IHK-Konjunkturbericht - 3. Quartal 2023

Unruhige Zeiten für die Wirtschaft im Norden

In Schleswig-Holstein hat sich das konjunkturelle Stimmungsbild im dritten Quartal 2023 im Vergleich zum Vorquartal spürbar verschlechtert. Der IHK-Konjunkturklimaindex für Schleswig-Holstein sank von 91,9 auf 81,7 Punkte und damit zum zweiten Mal in Folge. Er liegt weiterhin deutlich unter dem langjährigen Mittel von 108,5 Punkten. „Die Unternehmen haben es momentan mit vielen Risiken zu tun: Fachkräftemangel, das ungünstige Zinsumfeld, der schwache Konsum und die wirtschaftspolitischen Rahmenbedingungen sorgen für Verunsicherung und Zurückhaltung bei Investitionen“, sagt Hagen Goldbeck, Präsident der IHK Schleswig-Holstein.
Zuletzt waren es vor allem die Geschäftserwartungen, die auf die Stimmung drückten. Jetzt trübt sich erstmals auch die aktuelle Lage spürbar ein: Bei 28 Prozent der an der Umfrage teilnehmenden Unternehmen laufen die aktuellen Geschäfte schlecht (Vorquartal: 20 Prozent). Auch bei den Geschäftserwartungen bleiben die Unternehmen pessimistisch: 43 Prozent erwarten eine Verschlechterung (Vorquartal: 36 Prozent). Die schwache Konjunktur wirkt sich auf alle Branchen aus. „Besonders unter Druck ist immer noch der Handel, aber auch in der Industrie und im Baugewerbe läuft es momentan nicht überall rund. Lediglich im Dienstleistungsbereich und im Gastgewerbe ist die Situation noch zufriedenstellend“, so Goldbeck.
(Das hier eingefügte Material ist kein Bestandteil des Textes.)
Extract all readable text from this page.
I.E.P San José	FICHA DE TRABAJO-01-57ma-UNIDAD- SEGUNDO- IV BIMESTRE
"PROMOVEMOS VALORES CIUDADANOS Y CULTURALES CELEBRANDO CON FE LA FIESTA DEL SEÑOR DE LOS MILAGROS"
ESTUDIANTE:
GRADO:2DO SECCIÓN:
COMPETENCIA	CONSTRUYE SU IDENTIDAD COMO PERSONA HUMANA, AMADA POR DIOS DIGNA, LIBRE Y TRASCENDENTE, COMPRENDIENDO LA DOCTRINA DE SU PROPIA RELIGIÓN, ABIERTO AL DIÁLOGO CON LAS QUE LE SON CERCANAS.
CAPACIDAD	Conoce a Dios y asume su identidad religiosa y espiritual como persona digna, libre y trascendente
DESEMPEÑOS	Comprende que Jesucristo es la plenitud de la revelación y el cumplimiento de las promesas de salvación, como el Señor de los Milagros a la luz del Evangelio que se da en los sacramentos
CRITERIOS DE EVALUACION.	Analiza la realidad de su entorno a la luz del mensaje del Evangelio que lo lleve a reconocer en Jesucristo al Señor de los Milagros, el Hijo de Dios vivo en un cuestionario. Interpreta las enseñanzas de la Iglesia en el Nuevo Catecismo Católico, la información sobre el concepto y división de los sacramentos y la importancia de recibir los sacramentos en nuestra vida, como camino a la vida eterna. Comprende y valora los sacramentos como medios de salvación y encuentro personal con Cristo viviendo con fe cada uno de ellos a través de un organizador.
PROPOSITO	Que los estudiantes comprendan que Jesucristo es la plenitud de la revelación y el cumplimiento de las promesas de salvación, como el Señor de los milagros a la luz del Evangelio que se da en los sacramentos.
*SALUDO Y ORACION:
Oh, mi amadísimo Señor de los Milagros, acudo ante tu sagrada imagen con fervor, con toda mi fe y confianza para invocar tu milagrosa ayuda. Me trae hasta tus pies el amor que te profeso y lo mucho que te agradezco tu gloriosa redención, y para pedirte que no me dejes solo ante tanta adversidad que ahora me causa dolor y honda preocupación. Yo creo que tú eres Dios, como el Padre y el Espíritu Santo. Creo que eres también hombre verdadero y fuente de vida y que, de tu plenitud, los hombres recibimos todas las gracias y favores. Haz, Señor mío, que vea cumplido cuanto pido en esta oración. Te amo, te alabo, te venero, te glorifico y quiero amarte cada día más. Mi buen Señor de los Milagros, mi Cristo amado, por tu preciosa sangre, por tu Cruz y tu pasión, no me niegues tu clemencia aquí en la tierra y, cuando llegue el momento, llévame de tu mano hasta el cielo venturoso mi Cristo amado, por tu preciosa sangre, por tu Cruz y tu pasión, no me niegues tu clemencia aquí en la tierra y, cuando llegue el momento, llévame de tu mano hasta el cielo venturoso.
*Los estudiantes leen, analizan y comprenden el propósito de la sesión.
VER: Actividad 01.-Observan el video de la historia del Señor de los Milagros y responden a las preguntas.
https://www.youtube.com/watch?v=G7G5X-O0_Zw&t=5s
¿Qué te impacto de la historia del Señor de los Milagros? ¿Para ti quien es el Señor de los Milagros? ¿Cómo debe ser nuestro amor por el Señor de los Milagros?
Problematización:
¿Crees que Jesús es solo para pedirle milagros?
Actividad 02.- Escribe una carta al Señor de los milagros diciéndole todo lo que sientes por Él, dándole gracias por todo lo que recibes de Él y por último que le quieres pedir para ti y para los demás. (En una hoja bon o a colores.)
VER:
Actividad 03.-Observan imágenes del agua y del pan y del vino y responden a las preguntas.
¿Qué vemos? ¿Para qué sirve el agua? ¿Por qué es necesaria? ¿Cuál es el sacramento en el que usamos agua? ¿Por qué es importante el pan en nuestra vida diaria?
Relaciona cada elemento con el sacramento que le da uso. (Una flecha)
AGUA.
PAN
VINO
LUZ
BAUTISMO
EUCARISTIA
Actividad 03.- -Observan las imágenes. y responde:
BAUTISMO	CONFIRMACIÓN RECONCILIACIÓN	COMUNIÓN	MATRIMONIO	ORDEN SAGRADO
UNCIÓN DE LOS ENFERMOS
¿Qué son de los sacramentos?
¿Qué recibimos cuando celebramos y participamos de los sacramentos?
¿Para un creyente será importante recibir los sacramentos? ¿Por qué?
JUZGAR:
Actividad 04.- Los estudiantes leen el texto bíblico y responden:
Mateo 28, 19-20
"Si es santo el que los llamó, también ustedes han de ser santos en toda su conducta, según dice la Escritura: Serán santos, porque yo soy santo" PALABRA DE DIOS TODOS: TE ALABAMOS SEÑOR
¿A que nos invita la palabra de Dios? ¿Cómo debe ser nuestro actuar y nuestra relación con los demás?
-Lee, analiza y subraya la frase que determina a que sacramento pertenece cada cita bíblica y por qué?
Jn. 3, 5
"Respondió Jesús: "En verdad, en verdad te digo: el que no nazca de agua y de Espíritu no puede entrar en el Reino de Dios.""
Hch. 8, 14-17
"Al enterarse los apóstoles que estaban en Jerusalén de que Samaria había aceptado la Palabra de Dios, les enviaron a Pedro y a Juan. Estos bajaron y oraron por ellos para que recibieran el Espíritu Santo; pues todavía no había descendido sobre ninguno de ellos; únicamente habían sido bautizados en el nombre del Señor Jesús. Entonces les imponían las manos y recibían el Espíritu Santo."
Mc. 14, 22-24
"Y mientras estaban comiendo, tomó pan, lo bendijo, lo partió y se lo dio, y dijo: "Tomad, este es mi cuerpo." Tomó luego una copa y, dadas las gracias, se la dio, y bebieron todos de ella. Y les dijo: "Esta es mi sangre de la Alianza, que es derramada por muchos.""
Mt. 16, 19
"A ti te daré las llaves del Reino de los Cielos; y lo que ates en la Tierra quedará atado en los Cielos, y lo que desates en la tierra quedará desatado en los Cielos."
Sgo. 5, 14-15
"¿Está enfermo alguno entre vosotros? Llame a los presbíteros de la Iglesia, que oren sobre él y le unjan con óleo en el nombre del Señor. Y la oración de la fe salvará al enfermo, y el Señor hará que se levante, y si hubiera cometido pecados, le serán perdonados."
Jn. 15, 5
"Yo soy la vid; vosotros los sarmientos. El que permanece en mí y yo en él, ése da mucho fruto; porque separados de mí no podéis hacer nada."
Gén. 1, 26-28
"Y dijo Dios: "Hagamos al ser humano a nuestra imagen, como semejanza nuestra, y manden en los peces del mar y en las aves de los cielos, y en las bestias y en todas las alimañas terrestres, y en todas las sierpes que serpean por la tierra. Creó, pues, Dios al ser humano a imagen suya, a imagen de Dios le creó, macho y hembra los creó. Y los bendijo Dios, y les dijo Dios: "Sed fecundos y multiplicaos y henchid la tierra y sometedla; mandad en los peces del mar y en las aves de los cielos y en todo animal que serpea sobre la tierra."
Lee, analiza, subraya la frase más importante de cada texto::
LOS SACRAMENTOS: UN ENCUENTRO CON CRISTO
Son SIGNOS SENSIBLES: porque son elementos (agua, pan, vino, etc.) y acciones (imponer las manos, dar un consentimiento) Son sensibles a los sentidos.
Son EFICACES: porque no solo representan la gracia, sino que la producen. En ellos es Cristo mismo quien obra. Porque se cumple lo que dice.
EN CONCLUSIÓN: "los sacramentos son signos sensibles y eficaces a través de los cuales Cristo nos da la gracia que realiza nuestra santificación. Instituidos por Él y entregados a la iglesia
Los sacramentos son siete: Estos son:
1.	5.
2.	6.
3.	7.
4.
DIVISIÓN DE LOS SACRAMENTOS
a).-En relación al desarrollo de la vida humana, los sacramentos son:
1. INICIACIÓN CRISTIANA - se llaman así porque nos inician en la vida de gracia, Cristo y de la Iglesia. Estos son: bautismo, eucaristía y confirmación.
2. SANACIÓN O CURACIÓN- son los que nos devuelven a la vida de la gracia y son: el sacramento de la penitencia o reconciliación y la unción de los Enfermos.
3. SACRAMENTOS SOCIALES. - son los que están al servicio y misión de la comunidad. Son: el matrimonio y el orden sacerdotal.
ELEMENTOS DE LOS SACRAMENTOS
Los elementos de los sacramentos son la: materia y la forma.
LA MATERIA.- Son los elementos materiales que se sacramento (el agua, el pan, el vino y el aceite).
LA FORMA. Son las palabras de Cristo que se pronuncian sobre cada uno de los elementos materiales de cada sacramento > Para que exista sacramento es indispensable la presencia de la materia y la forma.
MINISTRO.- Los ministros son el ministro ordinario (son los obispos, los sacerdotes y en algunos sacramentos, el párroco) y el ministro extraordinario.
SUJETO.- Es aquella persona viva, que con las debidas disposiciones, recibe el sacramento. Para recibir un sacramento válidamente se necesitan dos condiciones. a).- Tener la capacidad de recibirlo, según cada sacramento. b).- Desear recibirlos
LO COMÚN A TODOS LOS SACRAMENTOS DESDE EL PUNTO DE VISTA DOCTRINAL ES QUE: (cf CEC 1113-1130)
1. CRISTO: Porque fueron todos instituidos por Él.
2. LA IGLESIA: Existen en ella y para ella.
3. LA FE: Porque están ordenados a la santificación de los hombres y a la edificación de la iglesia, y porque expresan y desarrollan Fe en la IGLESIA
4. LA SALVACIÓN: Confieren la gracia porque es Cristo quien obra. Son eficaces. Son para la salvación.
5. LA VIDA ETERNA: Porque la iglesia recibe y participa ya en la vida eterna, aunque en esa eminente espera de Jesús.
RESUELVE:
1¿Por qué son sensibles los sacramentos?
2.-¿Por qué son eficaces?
Inlandsnachfrage, Energie- und Rohstoffpreise sowie gestiegene Kosten: Die Risiken für die Unternehmen nehmen zu. Mehr als die Hälfte der Betriebe ist darüber hinaus unzufrieden mit den wirtschaftspolitischen Rahmenbedingungen und sieht darin Wettbewerbsnachteile. „Damit unser Standort weiter mithalten kann, müssen wir dringend den Mut aufbringen, uns von steuerlichem und bürokratischem Ballast zu befreien. Das Wachstumschancengesetz ist ein erster wichtiger Schritt. Aber selbst bei vollständiger Anwendung reichen die Regelungen nicht aus, um die akuten und strukturellen Probleme der Wirtschaft hinreichend zu lösen“, sagt Goldbeck.
Zur Fachkräftesituation, dem aus Sicht der Wirtschaft größten Zukunftsrisiko, stellt die IHK einmal im Jahr Zusatzfragen. Das Ergebnis: Mehr als die Hälfte der Unternehmen kann offene Stellen nicht besetzen. Die Mehrbelastung der Belegschaften und die Arbeitskosten nehmen zu. Häufig müssen die Betriebe ihr Angebot einschränken oder einen Auftragsverlust hinnehmen. Intensive Diskussionen gibt es daher über die Gewinnung von Arbeitskräften aus nicht EU-Staaten im Zuge des Fachkräfteeinwanderungsgesetzes. Dafür sind allerdings wichtige Voraussetzungen zu schaffen, wie verbesserte Sprachangebote, schnellere Verwaltungsverfahren und mehr Wohnraum in Betriebsnähe. „Dem Fachkräftebedarf können wir zukünftig nur durch ein Bündel von Maßnahmen wirksam begegnen. Dazu zählen Wohnraum- und Bildungsangebote, eine systematische Berufsorientierung, eine schlüssige Berufsschulentwicklungsplanung und eine gelingende Integration internationaler Fachkräfte mit ihren Familienangehörigen in Schleswig-Holstein“, erläutert Goldbeck.
Für die Konjunkturumfrage im zweiten Quartal 2023 haben die IHKs Flensburg, Kiel und Lübeck rund 4.100 Unternehmen in ihren Bezirken angesprochen. 1.044 haben sich an der Umfrage beteiligt und ihre Einschätzungen geteilt. Das entspricht einer Rücklaufquote von 25 Prozent.